About Crawlboy
Crawlboy is a powerful Python command-line interface (CLI) tool designed to transform website sitemaps into structured Markdown content. It leverages Crawl4AI to render web pages and generates a Markdown file for each URL, mirroring the site's path structure. This makes it ideal for batching static sites, documentation portals, and blogs into a corpus ready for search, Retrieval Augmented Generation (RAG) pipelines, mirroring, or offline reading, eliminating the need to build custom crawlers.
- Sitemap Discovery: Automatically detects sitemaps from robots.txt or common paths, and recursively follows nested <sitemapindex> entries.
- Markdown Output: Creates one Markdown file per page, preserving the URL path structure.
- Optional HTML: Can save raw HTML files alongside Markdown using the --save-html flag.
- Image Handling: Downloads and stores images in a deduplicated, content-addressed manner under the media/ directory with the --download-images flag.

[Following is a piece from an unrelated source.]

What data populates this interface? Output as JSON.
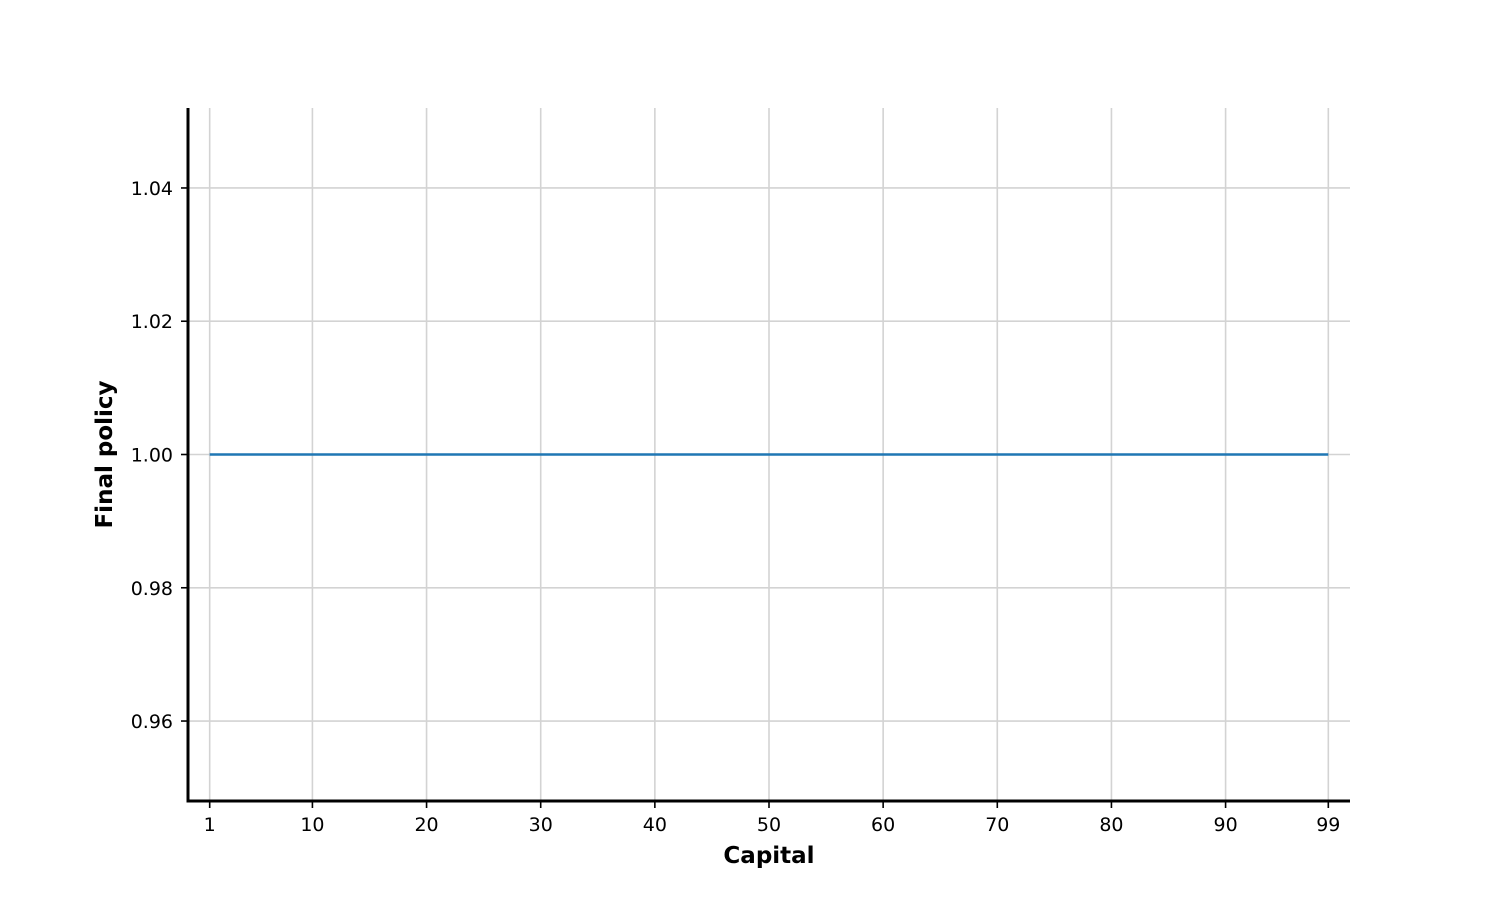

- Error Tracking: Logs crawl failures to errors.jsonl, with an option to stop immediately on the first error using --fail-fast.
- Interactive Mode: Offers a guided wizard (-i or --interactive) for a more user-friendly setup, prompting for sitemap source, output directory, and options.
- Output Structure: Organizes output into md/, html/ (optional), media/ (optional), and errors.jsonl.
Crawlboy is open-source under the MIT license and can be easily installed via PyPI using pip install crawlboy. It requires a one-time setup for Playwright and Chromium using crawl4ai-setup.